The typical example is of the two uncharged conductive plates in a vacuum, placed a few nanometers apart. In a classical description, the lack of an external field means that there is no field between the plates, and no force would be measured between them. When this field is instead studied using the QED vacuum of quantum electrodynamics, it is seen that the plates do affect the virtual photons which constitute the field, and generate a net force—either an attraction or a repulsion depending on the specific arrangement of the two plates.
This claim of force detection is confirmed on Matt Strassler's Blog so I guess it's generally accepted.
This is the point where I wander into the minefield of my ignorance of string theory and a reliance on popular science books on string theory, so my apologies for what follows.
As far as I remember, 1-D strings require vacuum fluctuations for their stabilisation. I tried to find a source to confirm this, but all I get are references to cosmic strings.

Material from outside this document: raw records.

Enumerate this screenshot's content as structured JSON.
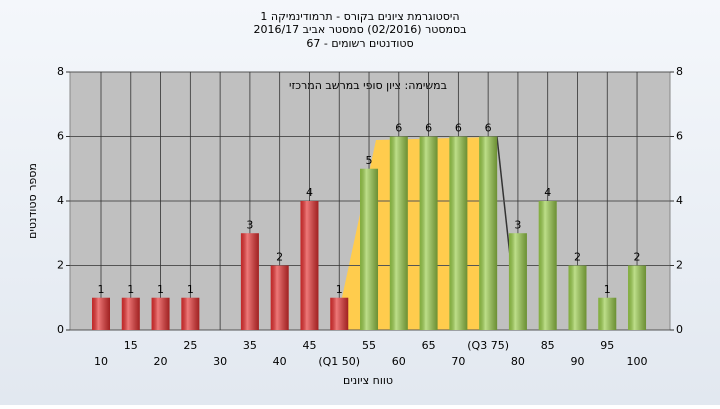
{
  "chart_data": {
    "type": "bar",
    "title": "היסטוגרמת ציונים בקורס - תרמודינמיקה 1",
    "subtitle": "בסמסטר  (02/2016)  סמסטר אביב 2016/17",
    "subtitle2": "סטודנטים רשומים - 67",
    "annotation": "במשימה: ציון סופי במרשב המרכזי",
    "xlabel": "טווח ציונים",
    "ylabel": "מספר סטודנטים",
    "categories": [
      "10",
      "15",
      "20",
      "25",
      "30",
      "35",
      "40",
      "45",
      "(Q1 50)",
      "55",
      "60",
      "65",
      "70",
      "(Q3 75)",
      "80",
      "85",
      "90",
      "95",
      "100"
    ],
    "values": [
      1,
      1,
      1,
      1,
      0,
      3,
      2,
      4,
      1,
      5,
      6,
      6,
      6,
      6,
      3,
      4,
      2,
      1,
      2
    ],
    "colors": [
      "#e53030",
      "#e53030",
      "#e53030",
      "#e53030",
      "#e53030",
      "#e53030",
      "#e53030",
      "#e53030",
      "#e53030",
      "#9acd4a",
      "#9acd4a",
      "#9acd4a",
      "#9acd4a",
      "#9acd4a",
      "#9acd4a",
      "#9acd4a",
      "#9acd4a",
      "#9acd4a",
      "#9acd4a"
    ],
    "ylim": [
      0,
      8
    ],
    "yticks": [
      0,
      2,
      4,
      6,
      8
    ],
    "y2lim": [
      0,
      8
    ],
    "y2ticks": [
      0,
      2,
      4,
      6,
      8
    ],
    "grid": true
  }
}
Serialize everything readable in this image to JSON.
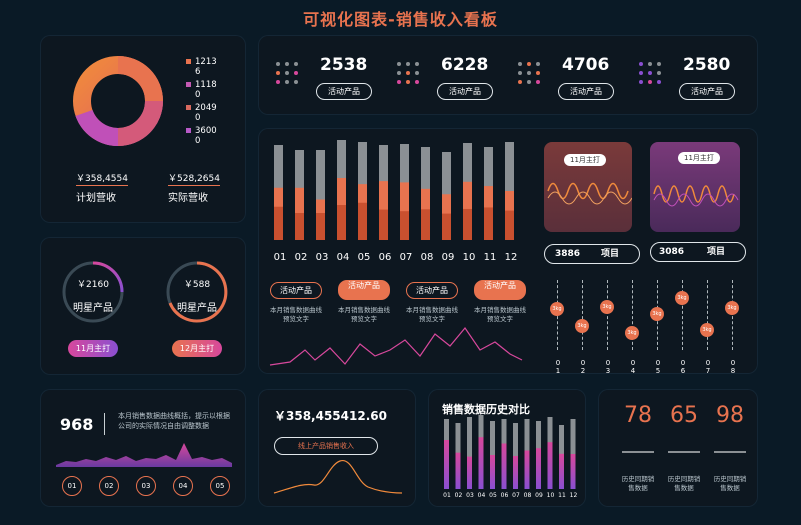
{
  "header": {
    "title": "可视化图表-销售收入看板"
  },
  "donut": {
    "legend": [
      "1213\n6",
      "1118\n0",
      "2049\n0",
      "3600\n0"
    ],
    "legend_colors": [
      "#e8734f",
      "#c45ab3",
      "#d86a5f",
      "#b85ac8"
    ],
    "plan_value": "￥358,4554",
    "plan_label": "计划营收",
    "actual_value": "￥528,2654",
    "actual_label": "实际营收"
  },
  "stats": [
    {
      "value": "2538",
      "label": "活动产品"
    },
    {
      "value": "6228",
      "label": "活动产品"
    },
    {
      "value": "4706",
      "label": "活动产品"
    },
    {
      "value": "2580",
      "label": "活动产品"
    }
  ],
  "stars": {
    "left": {
      "value": "￥2160",
      "label": "明星产品",
      "button": "11月主打"
    },
    "right": {
      "value": "￥588",
      "label": "明星产品",
      "button": "12月主打"
    }
  },
  "main_bars": {
    "categories": [
      "01",
      "02",
      "03",
      "04",
      "05",
      "06",
      "07",
      "08",
      "09",
      "10",
      "11",
      "12"
    ],
    "tags": [
      "活动产品",
      "活动产品",
      "活动产品",
      "活动产品"
    ],
    "notes": [
      "本月销售数据曲线预览文字",
      "本月销售数据曲线预览文字",
      "本月销售数据曲线预览文字",
      "本月销售数据曲线预览文字"
    ]
  },
  "wave_cards": [
    {
      "bubble": "11月主打",
      "value": "3886",
      "label": "项目"
    },
    {
      "bubble": "11月主打",
      "value": "3086",
      "label": "项目"
    }
  ],
  "sliders": {
    "ticks": [
      "0\n1",
      "0\n2",
      "0\n3",
      "0\n4",
      "0\n5",
      "0\n6",
      "0\n7",
      "0\n8"
    ],
    "knob_labels": [
      "3kg",
      "3kg",
      "3kg",
      "3kg",
      "3kg",
      "3kg",
      "3kg",
      "3kg"
    ],
    "levels": [
      0.32,
      0.55,
      0.28,
      0.65,
      0.38,
      0.15,
      0.62,
      0.3
    ]
  },
  "bottom1": {
    "value": "968",
    "text": "本月销售数据曲线概括，提示以根据公司的实际情况自由调整数据",
    "buttons": [
      "01",
      "02",
      "03",
      "04",
      "05"
    ]
  },
  "bottom2": {
    "value": "￥358,455412.60",
    "button": "线上产品销售收入"
  },
  "history": {
    "title": "销售数据历史对比",
    "categories": [
      "01",
      "02",
      "03",
      "04",
      "05",
      "06",
      "07",
      "08",
      "09",
      "10",
      "11",
      "12"
    ]
  },
  "kpis": [
    {
      "value": "78",
      "label": "历史同期销售数据"
    },
    {
      "value": "65",
      "label": "历史同期销售数据"
    },
    {
      "value": "98",
      "label": "历史同期销售数据"
    }
  ],
  "colors": {
    "accent": "#e8734f",
    "pink": "#d7489c",
    "purple": "#8a4fd1",
    "grey": "#8b9094"
  }
}
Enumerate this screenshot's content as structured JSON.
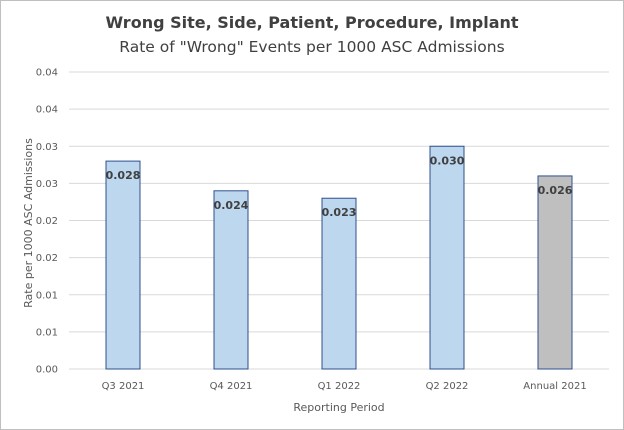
{
  "chart_data": {
    "type": "bar",
    "title": "Wrong Site, Side, Patient, Procedure, Implant",
    "subtitle": "Rate of \"Wrong\" Events per 1000 ASC Admissions",
    "xlabel": "Reporting Period",
    "ylabel": "Rate per 1000 ASC Admissions",
    "categories": [
      "Q3 2021",
      "Q4 2021",
      "Q1 2022",
      "Q2 2022",
      "Annual 2021"
    ],
    "values": [
      0.028,
      0.024,
      0.023,
      0.03,
      0.026
    ],
    "data_labels": [
      "0.028",
      "0.024",
      "0.023",
      "0.030",
      "0.026"
    ],
    "bar_colors": [
      "#bdd7ee",
      "#bdd7ee",
      "#bdd7ee",
      "#bdd7ee",
      "#bfbfbf"
    ],
    "bar_outline_colors": [
      "#2f4f8f",
      "#2f4f8f",
      "#2f4f8f",
      "#2f4f8f",
      "#2f4f8f"
    ],
    "y_tick_values": [
      0,
      0.005,
      0.01,
      0.015,
      0.02,
      0.025,
      0.03,
      0.035,
      0.04
    ],
    "y_tick_labels": [
      "0.00",
      "0.01",
      "0.01",
      "0.02",
      "0.02",
      "0.03",
      "0.03",
      "0.04",
      "0.04"
    ],
    "ylim": [
      0,
      0.04
    ],
    "grid": true,
    "legend": "none"
  }
}
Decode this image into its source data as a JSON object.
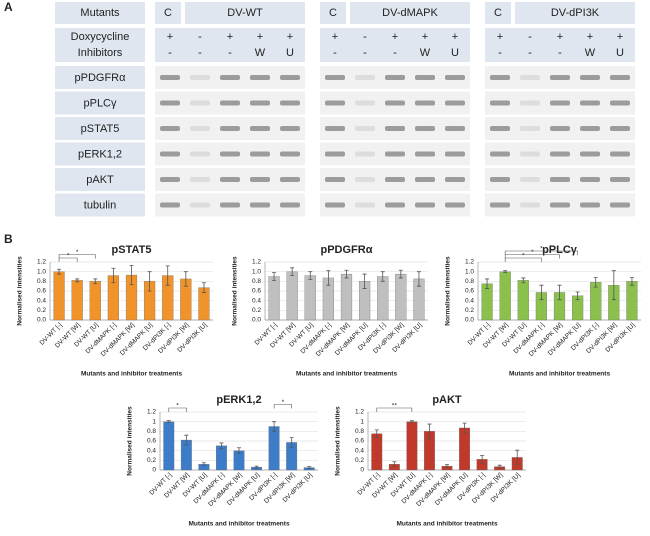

My questions are, if the Casimir force has been confirmed, does it conform to predictions based around 4-D spacetime? If so, then how does this fit with the need for 11 dimensions in string theory? In other words, should the energy related to vacuum fluctuations not be spread across 11 dimensions and therefore be weaker than predicted?
Or does string theory postulate another smaller scale class of vacuum fluctuations, as virtual photons, electrons etc, are the postulated vibration modes of fundamental, many order of magnitudes smaller, 1-D strings and currently we have no chance of detecting these fluctuations, if ever.
My apologies if this question is based on an incorrect understanding of a badly written book and I will withdraw it if that's the case.